Défis à la décolonisation de l’éducation

Qallunaaqalaurtinagu

La présence humaine au Nunavik remonte à 4 000 ans, selon les plus récentes recherches (Institut Culturel Avataq, 2015; Raghavan et al., 2014). Trois groupes distinctifs se sont succédés sur le territoire du Nord québécois. D’abord, les Prédorsétiens ont traversé l’Asie pour occuper la région du Nunavik pour une durée de 1 500 ans. Les Dorsétiens ont ensuite pris la place jusqu’au XVIe siècle, selon les dernières estimations. L’hypothèse commune, qui reste contestée encore aujourd’hui, avance que la culture Dorsétienne se serait développée quelque part dans le bassin de Fox et serait issue du développement in situ de la culture Prédorsétienne. Les Dorsétiens se seraient ensuite répandus dans le Bas-Arctique au Nunavut, au Nunavik, au Labrador et à Terre-Neuve (Institut Culturel Avataq, 2015). Finalement, les hommes de Thulé, considérés comme les ancêtres des Inuit modernes, seraient apparus sur le territoire au XIVe siècle (Friesen et Arnold, 2008).
Ces Inuits modernes, dans la période nommée «qallunaaqalaurtinagu » au Nunavik qui signifie: «quand il n’y avait pas encore de Qallunaat, de Blancs» en Inuktitut, étaient nomades et vivaient en groupes familiaux de chasse, de pêche et de cueillette au gré des saisons selon une organisation sociale précise. Le système de croyances spirituelles était basé sur le chamanisme.

Arrivée des Qallunaat

L’éloignement et la rigueur du climat de la région ont prévalu sur l’exploration de la région par les Qallunaat jusqu’au XVIIIe siècle où de premiers contacts ont eu lieu. Dès lors, le mode de vie purement traditionnel a été ébranlé par l’économie de marché. Le goût pour les denrées occidentales (farine, thé, fer) échangées contre des fourrures a entamé la métamorphose d’un mode de vie axé sur la subsistance. Le XIXe siècle marque plus clairement l’entrée des Inuits du Nunavik dans la « modernité ». L’arrivée des premiers postes de traite a ouvert la porte aux premiers missionnaires. Les intérêts économiques des premiers commerçants ont évolué de concert avec les intérêts religieux des deuxièmes.
Durant cette période, bien que certains groupes familiaux se soient installés de façon plus permanente près des postes de traite, les allées et venues sur le territoire au gré des saisons étaient toujours la norme.
Au XXe siècle, la position stratégique du Nunavik pour la protection militaire de l’Amérique du Nord et l’accès aux ressources naturelles jumelé aux avancées technologiques dans les transports, ont accentué la présence des Qallunaat au Nunavik. L’ouverture de bases militaires, le développement des grands projets hydroélectriques et les prises de conscience politiques à l’égard de la présence des Inuits dans le Nord sont tous des éléments qui ont fait « débouler» la pression pour sédentariser et assimiler les Inuits. Entre 1950 et 1970, la sédentarisation était devenue un objectif politique.
Les transitions d’un mode de vie traditionnel nomade vers un mode de vie contemporain sédentaire se sont imposées extrêmement rapidement. Les villages ont été fondés; des maisons développées par des Qallunaat ont accueilli les familles. Le transport sur le territoire a été coupé , modifiant du même coup l’alimentation et les rôles des hommes et des femmes. L’éducation des enfants a été reprise par les écoles et la religion a totalement supplanté le chamanisme. Ce passage du mode de vie traditionnel au mode de vie contemporain extrêmement rapide a occasionné une crise identitaire et des traumatismes intergénérationnels, qui façonnent encore la réalité des communautés aujourd’hui (Vick-Westgate, 2002).

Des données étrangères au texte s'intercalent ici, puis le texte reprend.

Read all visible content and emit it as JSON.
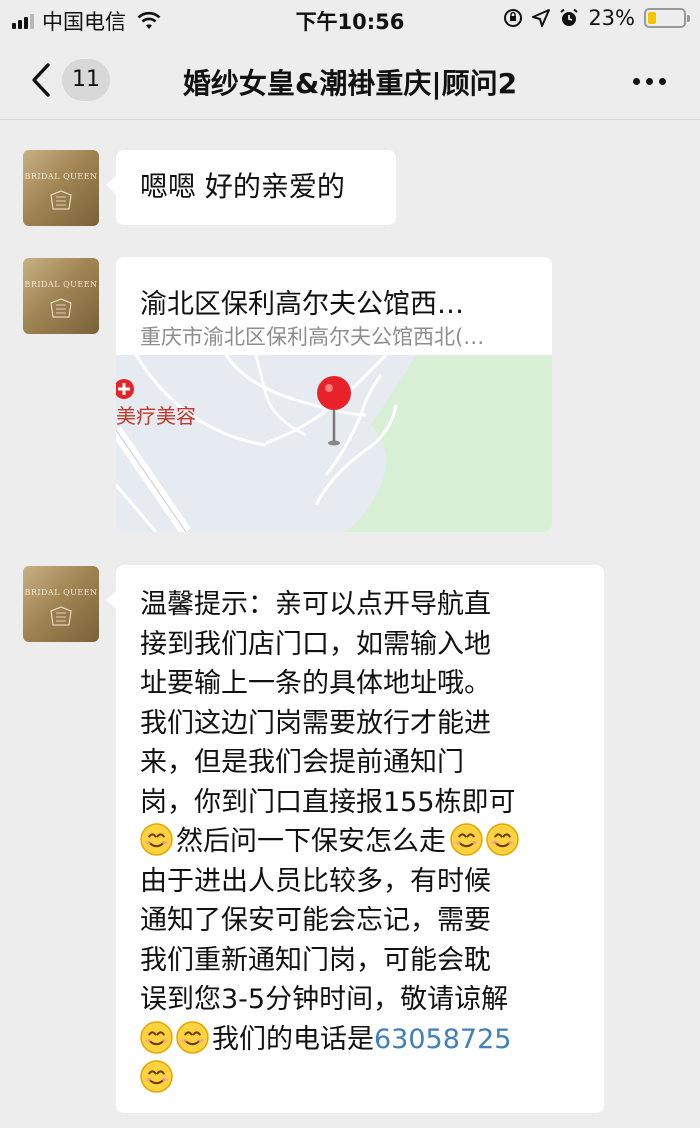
{
  "status_bar": {
    "carrier": "中国电信",
    "time": "下午10:56",
    "battery_percent": "23%",
    "battery_level": 0.23
  },
  "nav": {
    "unread_count": "11",
    "title": "婚纱女皇&潮褂重庆|顾问2"
  },
  "avatar": {
    "brand": "BRIDAL QUEEN"
  },
  "messages": [
    {
      "type": "text",
      "text": "嗯嗯 好的亲爱的"
    },
    {
      "type": "location",
      "title": "渝北区保利高尔夫公馆西…",
      "address": "重庆市渝北区保利高尔夫公馆西北(…",
      "map_label": "美疗美容"
    },
    {
      "type": "text",
      "lines": [
        "温馨提示：亲可以点开导航直",
        "接到我们店门口，如需输入地",
        "址要输上一条的具体地址哦。",
        "我们这边门岗需要放行才能进",
        "来，但是我们会提前通知门",
        "岗，你到门口直接报155栋即可",
        "然后问一下保安怎么走",
        "由于进出人员比较多，有时候",
        "通知了保安可能会忘记，需要",
        "我们重新通知门岗，可能会耽",
        "误到您3-5分钟时间，敬请谅解",
        "我们的电话是",
        "63058725"
      ]
    }
  ],
  "colors": {
    "background": "#ededed",
    "bubble": "#ffffff",
    "link": "#3f7fbd",
    "map_pin": "#e8222a"
  }
}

Éducation traditionnelle inuit

L’histoire de l’éducation en milieu autochtone n’est pas neutre, elle est intrinsèquement liée à la colonisation et au processus d’assimilation qui a prévalu au Canada (Commission de vérité et réconciliation du Canada, 2015; Laugrand et Oosten, 2009; Vick-Westgate, 2002). Précédant le contact, la population inuit avait un système de transmission des savoirs techniques et de vivre-ensemble précis et adapté à l’ardeur de la vie en milieu arctique.
L’éducation d’un enfant dans la tradition inuit, est de nature informelle. Elle requiert la participation de tous les membres de la communauté immédiate, s’étend sur toute la vie et est intrinsèquement liée au territoire (Commission scolaire Kativik, 2017). Les valeurs et les qualités désirées chez l’enfant inuit sont aussi fondamentales à transmettre que les techniques essentielles à la survie selon le genre (chasse, construction, cuisine, tannage, couture, connaissance du territoire, etc.), comme l’illustre bien Sheila Watt-Cloutier (2007, sect. 2:05 min).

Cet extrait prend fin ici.